Recent performances include Bach’s Matthäus-Passion with Berlin Baroque in the Berlin Philharmoniker; the role of Vagaus in Vivaldi’s Juditha triumphans with Andrea Marcon and La Cetra Barockorchesters Basel; a European tour of Bach’s B-minor Mass with Académie baroque européene d’Ambronay under Sigiswald Kuijken; Bach’s Johannes-Passion at Aldeburgh Easter Weekend with Mark Padmore and the Britten-Pears Baroque Orchestra, Handel and Bach arias with the English Concert and young harpsichordist-directors at the Foundling Museum in London, BWV 29 with Harry Christophers and the Handel and Haydn Society in Boston’s Symphony Hall, and Bach’s St. John Passion with the Harvard University Baroque Orchestra under Edward Elwyn Jones. With Martin Pearlman and the Boston University Baroque Orchestra, she sang the title role in Eccles’ opera Semele and Bach’s Wedding Cantata (BWV 202), and with Martin Pealrman, Boston Baroque and Il Furioso, Monteverdi’s Il combattimento di Tancredi e Clorinda.
Lydia has also performed with the Grammy-nominated Boston Early Music Festival in their Chamber Opera Series and bi-annual Festival, with Tragicomedia under Stephen Stubbs, the Clarion Society and New York Collegium under Steven Fox, in the Bach Cantata Series at Emmanuel Music in Boston, with Laurence Cummings and the Handel and Haydn Society, with Ensemble Phoenix Munich at the Prague Spring and other Festivals, and she has toured internationally as soloist with the Boston Camerata and the Tero Saarinen Dance Company in their production of Borrowed Light.

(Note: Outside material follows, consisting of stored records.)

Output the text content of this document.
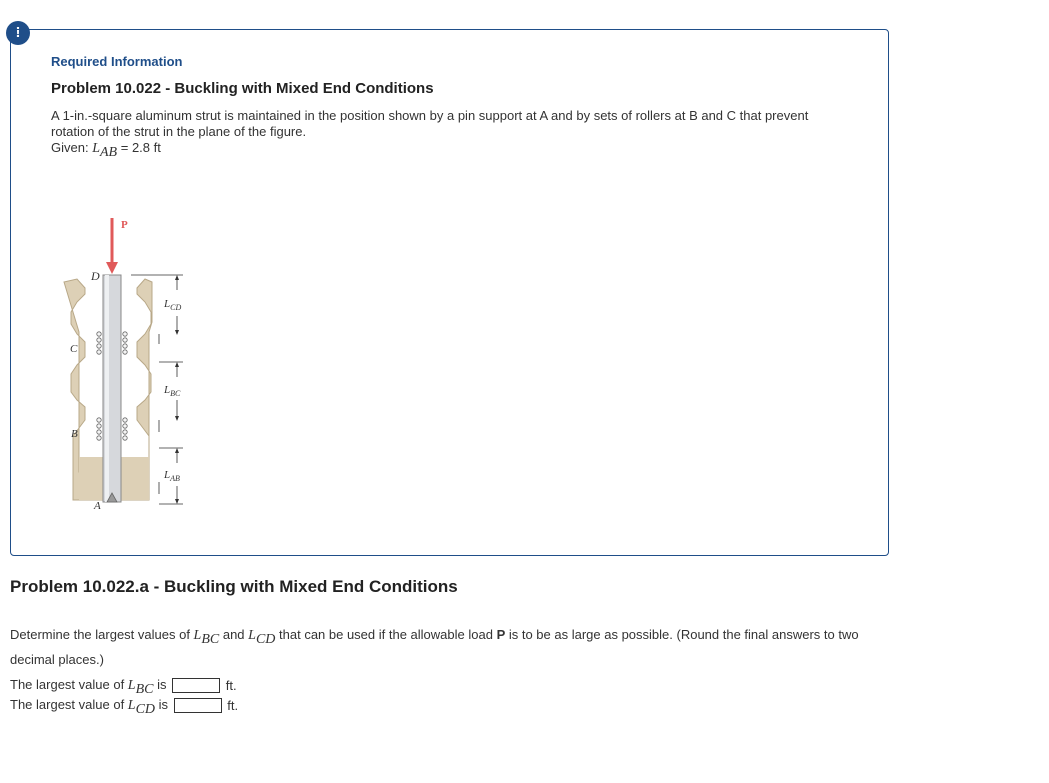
!
Required Information
Problem 10.022 - Buckling with Mixed End Conditions
A 1-in.-square aluminum strut is maintained in the position shown by a pin support at A and by sets of rollers at B and C that prevent rotation of the strut in the plane of the figure.
Given: $L_{AB} = 2.8$ ft
P
D
C
B
A
$L_{CD}$
$L_{BC}$
$L_{AB}$
Problem 10.022.a - Buckling with Mixed End Conditions
Determine the largest values of $L_{BC}$ and $L_{CD}$ that can be used if the allowable load P is to be as large as possible. (Round the final answers to two decimal places.)
The largest value of $L_{BC}$ is	ft.
The largest value of $L_{CD}$ is	ft.
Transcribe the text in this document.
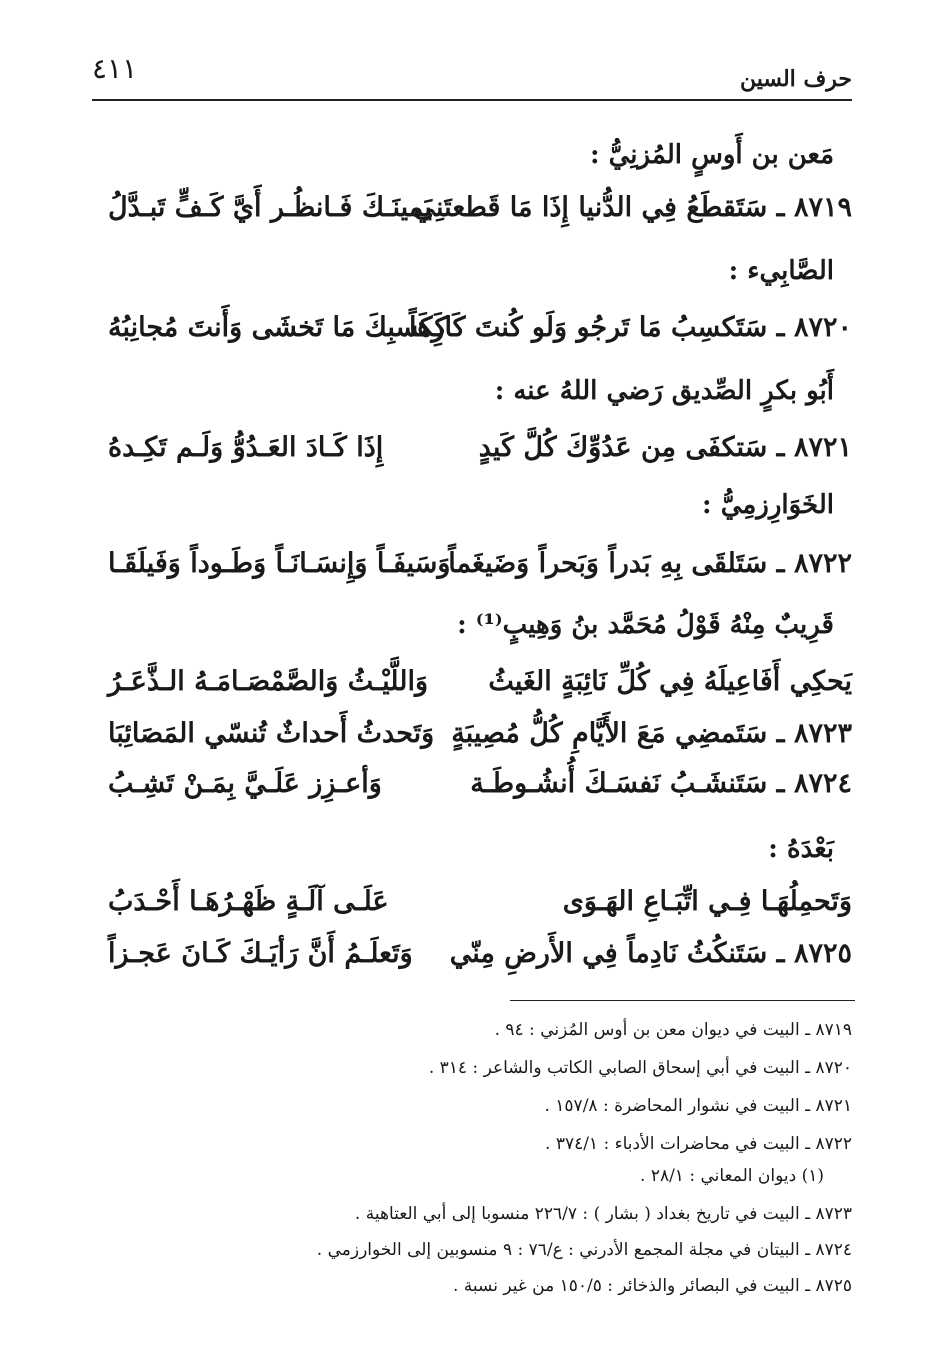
٤١١	حرف السين
مَعن بن أَوسٍ المُزنِيُّ :
٨٧١٩ ـ سَتَقطَعُ فِي الدُّنيا إِذَا مَا قَطعتَنِي
يَمينَـكَ فَـانظُـر أَيَّ كَـفٍّ تَبـدَّلُ
الصَّابِيء :
٨٧٢٠ ـ سَتَكسِبُ مَا تَرجُو وَلَو كُنتَ كَارِهاً
كَكَسبِكَ مَا تَخشَى وَأَنتَ مُجانِبُهُ
أَبُو بكرٍ الصِّديق رَضي اللهُ عنه :
٨٧٢١ ـ سَتكفَى مِن عَدُوِّكَ كُلَّ كَيدٍ
إِذَا كَـادَ العَـدُوُّ وَلَـم تَكِـدهُ
الخَوَارِزمِيُّ :
٨٧٢٢ ـ سَتَلقَى بِهِ بَدراً وَبَحراً وَضَيغَماً
وَسَيفَـاً وَإِنسَـانَـاً وَطَـوداً وَفَيلَقَـا
قَرِيبٌ مِنْهُ قَوْلُ مُحَمَّد بنُ وَهِيبٍ⁽¹⁾ :
يَحكِي أَفَاعِيلَهُ فِي كُلِّ نَائِبَةٍ الغَيثُ
وَاللَّيْـثُ وَالصَّمْصَـامَـهُ الـذَّعَـرُ
٨٧٢٣ ـ سَتَمضِي مَعَ الأَيَّامِ كُلُّ مُصِيبَةٍ
وَتَحدثُ أَحداثٌ تُنسّي المَصَائِبَا
٨٧٢٤ ـ سَتَنشَـبُ نَفسَـكَ أُنشُـوطَـة
وَأعـزِز عَلَـيَّ بِمَـنْ تَشِـبُ
بَعْدَهُ :
وَتَحمِلُهَـا فِـي اتِّبَـاعِ الهَـوَى
عَلَـى آلَـةٍ ظَهْـرُهَـا أَحْـدَبُ
٨٧٢٥ ـ سَتَنكُثُ نَادِماً فِي الأَرضِ مِنّي
وَتَعلَـمُ أَنَّ رَأيَـكَ كَـانَ عَجـزاً
٨٧١٩ ـ البيت في ديوان معن بن أوس المُزني : ٩٤ .
٨٧٢٠ ـ البيت في أبي إسحاق الصابي الكاتب والشاعر : ٣١٤ .
٨٧٢١ ـ البيت في نشوار المحاضرة : ١٥٧/٨ .
٨٧٢٢ ـ البيت في محاضرات الأدباء : ٣٧٤/١ .
(١) ديوان المعاني : ٢٨/١ .
٨٧٢٣ ـ البيت في تاريخ بغداد ( بشار ) : ٢٢٦/٧ منسوبا إلى أبي العتاهية .
٨٧٢٤ ـ البيتان في مجلة المجمع الأدرني : ع/٧٦ : ٩ منسوبين إلى الخوارزمي .
٨٧٢٥ ـ البيت في البصائر والذخائر : ١٥٠/٥ من غير نسبة .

Recent recording releases include The Rose of Sharon: 100 Years of American Music, 1770-1870 [soprano soloist] with Ensemble Phoenix Munich for Harmonia Mundi France, Virgo Sancta Caecilia: Gesange aus dem Antiphonar Anna Hachenberch with Ensemble Candens Lilium for WDR/Raumklang, Blow’s Venus & Adonis [Shepherdess] and Charpentier’s Actéon [Daphné] and La Pierre philosophale [l’Eau] with the Boston Early Music Festival Orchestra and Chorus, directed by Stephen Stubbs and Paul O’Dette, for CPO.
Lydia has undertaken masterclasses with Harry Bicket, Paul Agnew, Andrew Parrott, and Margreet Honig. She is a Britten-Pears Young Artist, and her awards include scholarships from Early Music America and a Swiss Federal Stipendium. Her undergraduate thesis on Purcell’s The Fairy Queen was published by Brown University as a winner of the University Prize.